Wrapping up Saturday is the NFSA Restoration and aptly-titled Sunday Too Far Away (1975). This iconic Australian tale starred Jack Thompson (Breaker Morant) as the gruff Foley who leads a shearer’s strike in the 1950s after wealthy landowners attempt to drive them off their property. A first for the then newly-formed South Australian Film Corporation, Ken Hannam also notched up his first feature directorial credit after years in TV. His debut made waves both at home and abroad after being invited to screen at Cannes Film Festival. Expect some special guests for this special restoration as part of the NFSA Restores program. Screening October 27, 7:30 pm.
The three-film Sunday launches with The Films of Lee Whitmore. This special event will play host to a selection Whitmore’s work along with Lee herself. One of Australia’s leading animation film-makers, Lee will be on hand to discuss her craft throughout the presentation of her carefully curated cavalcade of personal shorts. Screening October 28, 11 am.

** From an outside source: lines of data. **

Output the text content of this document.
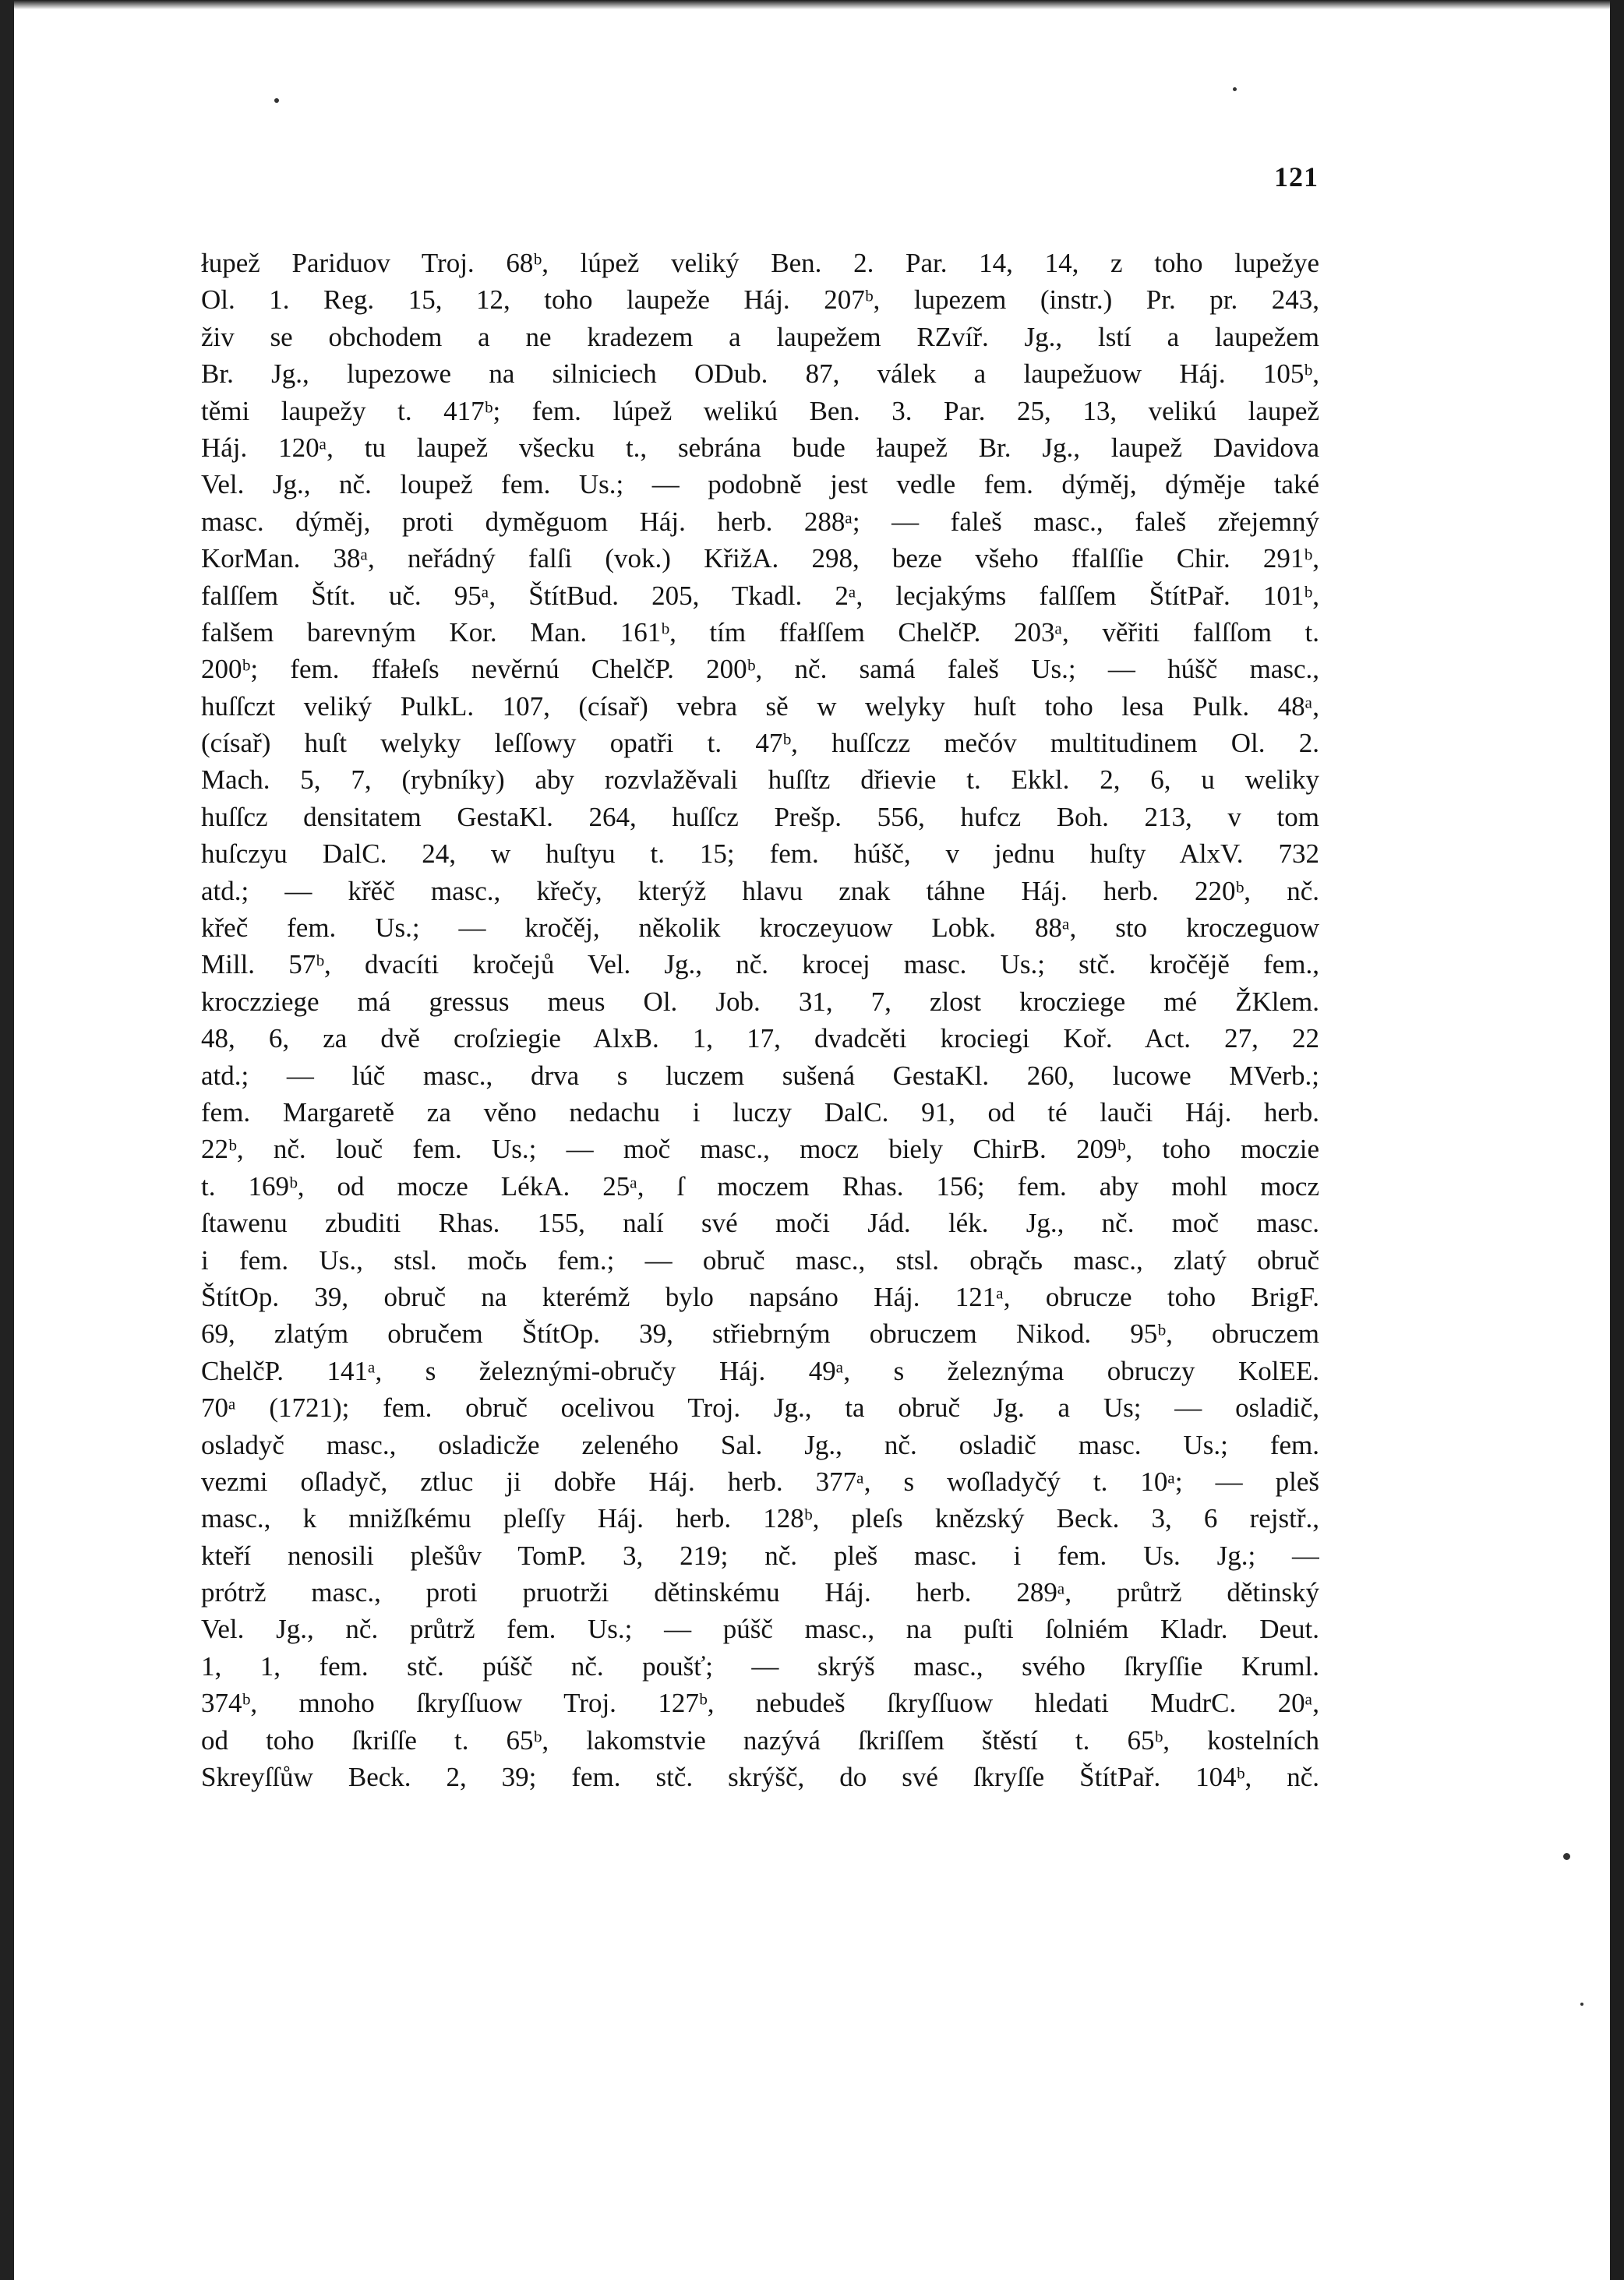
121
łupež Pariduov Troj. 68ᵇ, lúpež veliký Ben. 2. Par. 14, 14, z toho lupežye
Ol. 1. Reg. 15, 12, toho laupeže Háj. 207ᵇ, lupezem (instr.) Pr. pr. 243,
živ se obchodem a ne kradezem a laupežem RZvíř. Jg., lstí a laupežem
Br. Jg., lupezowe na silniciech ODub. 87, válek a laupežuow Háj. 105ᵇ,
těmi laupežy t. 417ᵇ; fem. lúpež welikú Ben. 3. Par. 25, 13, velikú laupež
Háj. 120ᵃ, tu laupež všecku t., sebrána bude łaupež Br. Jg., laupež Davidova
Vel. Jg., nč. loupež fem. Us.; — podobně jest vedle fem. dýměj, dýměje také
masc. dýměj, proti dyměguom Háj. herb. 288ᵃ; — faleš masc., faleš zřejemný
KorMan. 38ᵃ, neřádný falſi (vok.) KřižA. 298, beze všeho ffalſſie Chir. 291ᵇ,
falſſem Štít. uč. 95ᵃ, ŠtítBud. 205, Tkadl. 2ᵃ, lecjakýms falſſem ŠtítPař. 101ᵇ,
falšem barevným Kor. Man. 161ᵇ, tím ffałſſem ChelčP. 203ᵃ, věřiti falſſom t.
200ᵇ; fem. ffałeſs nevěrnú ChelčP. 200ᵇ, nč. samá faleš Us.; — húšč masc.,
huſſczt veliký PulkL. 107, (císař) vebra sě w welyky huſt toho lesa Pulk. 48ᵃ,
(císař) huſt welyky leſſowy opatři t. 47ᵇ, huſſczz mečóv multitudinem Ol. 2.
Mach. 5, 7, (rybníky) aby rozvlažěvali huſſtz dřievie t. Ekkl. 2, 6, u weliky
huſſcz densitatem GestaKl. 264, huſſcz Prešp. 556, hufcz Boh. 213, v tom
huſczyu DalC. 24, w huſtyu t. 15; fem. húšč, v jednu huſty AlxV. 732
atd.; — křěč masc., křečy, kterýž hlavu znak táhne Háj. herb. 220ᵇ, nč.
křeč fem. Us.; — kročěj, několik kroczeyuow Lobk. 88ᵃ, sto kroczeguow
Mill. 57ᵇ, dvacíti kročejů Vel. Jg., nč. krocej masc. Us.; stč. kročějě fem.,
kroczziege má gressus meus Ol. Job. 31, 7, zlost krocziege mé ŽKlem.
48, 6, za dvě croſziegie AlxB. 1, 17, dvadcěti krociegi Koř. Act. 27, 22
atd.; — lúč masc., drva s luczem sušená GestaKl. 260, lucowe MVerb.;
fem. Margaretě za věno nedachu i luczy DalC. 91, od té lauči Háj. herb.
22ᵇ, nč. louč fem. Us.; — moč masc., mocz biely ChirB. 209ᵇ, toho moczie
t. 169ᵇ, od mocze LékA. 25ᵃ, ſ moczem Rhas. 156; fem. aby mohl mocz
ſtawenu zbuditi Rhas. 155, nalí své moči Jád. lék. Jg., nč. moč masc.
i fem. Us., stsl. močь fem.; — obruč masc., stsl. obrąčь masc., zlatý obruč
ŠtítOp. 39, obruč na kterémž bylo napsáno Háj. 121ᵃ, obrucze toho BrigF.
69, zlatým obručem ŠtítOp. 39, střiebrným obruczem Nikod. 95ᵇ, obruczem
ChelčP. 141ᵃ, s železnými-obručy Háj. 49ᵃ, s železnýma obruczy KolEE.
70ᵃ (1721); fem. obruč ocelivou Troj. Jg., ta obruč Jg. a Us; — osladič,
osladyč masc., osladicže zeleného Sal. Jg., nč. osladič masc. Us.; fem.
vezmi oſladyč, ztluc ji dobře Háj. herb. 377ᵃ, s woſladyčý t. 10ᵃ; — pleš
masc., k mnižſkému pleſſy Háj. herb. 128ᵇ, pleſs knězský Beck. 3, 6 rejstř.,
kteří nenosili plešův TomP. 3, 219; nč. pleš masc. i fem. Us. Jg.; —
prótrž masc., proti pruotrži dětinskému Háj. herb. 289ᵃ, průtrž dětinský
Vel. Jg., nč. průtrž fem. Us.; — púšč masc., na puſti ſolniém Kladr. Deut.
1, 1, fem. stč. púšč nč. poušť; — skrýš masc., svého ſkryſſie Kruml.
374ᵇ, mnoho ſkryſſuow Troj. 127ᵇ, nebudeš ſkryſſuow hledati MudrC. 20ᵃ,
od toho ſkriſſe t. 65ᵇ, lakomstvie nazývá ſkriſſem štěstí t. 65ᵇ, kostelních
Skreyſſůw Beck. 2, 39; fem. stč. skrýšč, do své ſkryſſe ŠtítPař. 104ᵇ, nč.
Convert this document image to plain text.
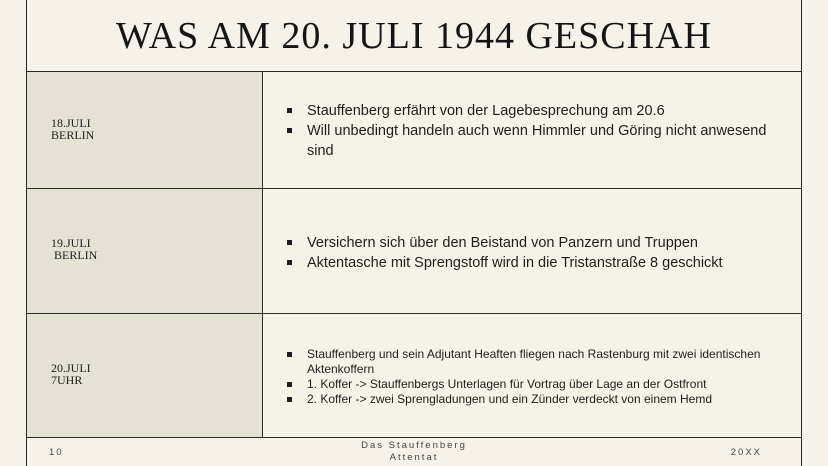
WAS AM 20. JULI 1944 GESCHAH
18.JULI
BERLIN
Stauffenberg erfährt von der Lagebesprechung am 20.6
Will unbedingt handeln auch wenn Himmler und Göring nicht anwesend sind
19.JULI
BERLIN
Versichern sich über den Beistand von Panzern und Truppen
Aktentasche mit Sprengstoff wird in die Tristanstraße 8 geschickt
20.JULI
7UHR
Stauffenberg und sein Adjutant Heaften fliegen nach Rastenburg mit zwei identischen Aktenkoffern
1. Koffer -> Stauffenbergs Unterlagen für Vortrag über Lage an der Ostfront
2. Koffer -> zwei Sprengladungen und ein Zünder verdeckt von einem Hemd
10
Das Stauffenberg
Attentat	20XX
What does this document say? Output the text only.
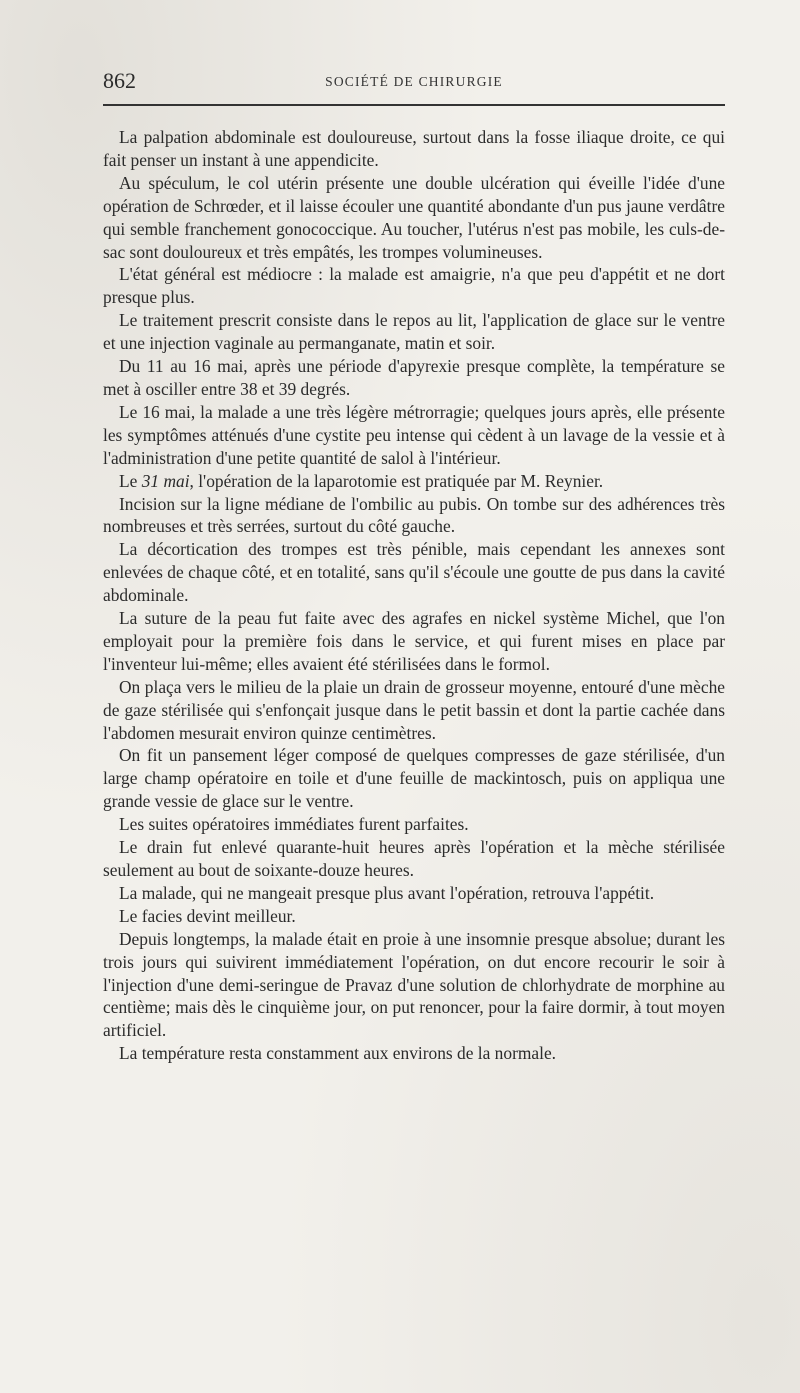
862	SOCIÉTÉ DE CHIRURGIE

La palpation abdominale est douloureuse, surtout dans la fosse iliaque droite, ce qui fait penser un instant à une appendicite.

Au spéculum, le col utérin présente une double ulcération qui éveille l'idée d'une opération de Schrœder, et il laisse écouler une quantité abondante d'un pus jaune verdâtre qui semble franchement gonococcique. Au toucher, l'utérus n'est pas mobile, les culs-de-sac sont douloureux et très empâtés, les trompes volumineuses.

L'état général est médiocre : la malade est amaigrie, n'a que peu d'appétit et ne dort presque plus.

Le traitement prescrit consiste dans le repos au lit, l'application de glace sur le ventre et une injection vaginale au permanganate, matin et soir.

Du 11 au 16 mai, après une période d'apyrexie presque complète, la température se met à osciller entre 38 et 39 degrés.

Le 16 mai, la malade a une très légère métrorragie; quelques jours après, elle présente les symptômes atténués d'une cystite peu intense qui cèdent à un lavage de la vessie et à l'administration d'une petite quantité de salol à l'intérieur.

Le 31 mai, l'opération de la laparotomie est pratiquée par M. Reynier.

Incision sur la ligne médiane de l'ombilic au pubis. On tombe sur des adhérences très nombreuses et très serrées, surtout du côté gauche.

La décortication des trompes est très pénible, mais cependant les annexes sont enlevées de chaque côté, et en totalité, sans qu'il s'écoule une goutte de pus dans la cavité abdominale.

La suture de la peau fut faite avec des agrafes en nickel système Michel, que l'on employait pour la première fois dans le service, et qui furent mises en place par l'inventeur lui-même; elles avaient été stérilisées dans le formol.

On plaça vers le milieu de la plaie un drain de grosseur moyenne, entouré d'une mèche de gaze stérilisée qui s'enfonçait jusque dans le petit bassin et dont la partie cachée dans l'abdomen mesurait environ quinze centimètres.

On fit un pansement léger composé de quelques compresses de gaze stérilisée, d'un large champ opératoire en toile et d'une feuille de mackintosch, puis on appliqua une grande vessie de glace sur le ventre.

Les suites opératoires immédiates furent parfaites.

Le drain fut enlevé quarante-huit heures après l'opération et la mèche stérilisée seulement au bout de soixante-douze heures.

La malade, qui ne mangeait presque plus avant l'opération, retrouva l'appétit.

Le facies devint meilleur.

Depuis longtemps, la malade était en proie à une insomnie presque absolue; durant les trois jours qui suivirent immédiatement l'opération, on dut encore recourir le soir à l'injection d'une demi-seringue de Pravaz d'une solution de chlorhydrate de morphine au centième; mais dès le cinquième jour, on put renoncer, pour la faire dormir, à tout moyen artificiel.

La température resta constamment aux environs de la normale.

Penultimate piece for the weekend is another Special 4K Restoration and B&W classic Le Crime de M. Lange (1935) from one of the fathers of modern French cinema. Director Jean Renoir’s dramatic work paints an amoral cheat – in more ways than one – who tries to return to the helm of a business he previously fled dishonourably. Due to his original culpability and the hurt left in his wake, Monsieur Lange finds himself faced with a workers’ collective far from amenable to his self-assured reinstatement. French with English subtitles. Screening October, 28, 1:30 pm.
Last but most certainly not least is El Cid (1961). This is the absolutely epic tale of Rodrigo Díaz – the 11th-century Spanish hero who fought to defend his country from invading Moors. Starring Charlton Heston (Ben Hur) and Sophia Loren (Two Women) and clocking in at just over three hours as a good epic should, this is also the third and final example of the work of Australian cinematographer Robert Krasker – this time in colour. Closing the festival October 28, 4 pm.
Pick up the Official Programme from NFSA Reception.
Tickets for all sessions are $17 adults / $14 concessions.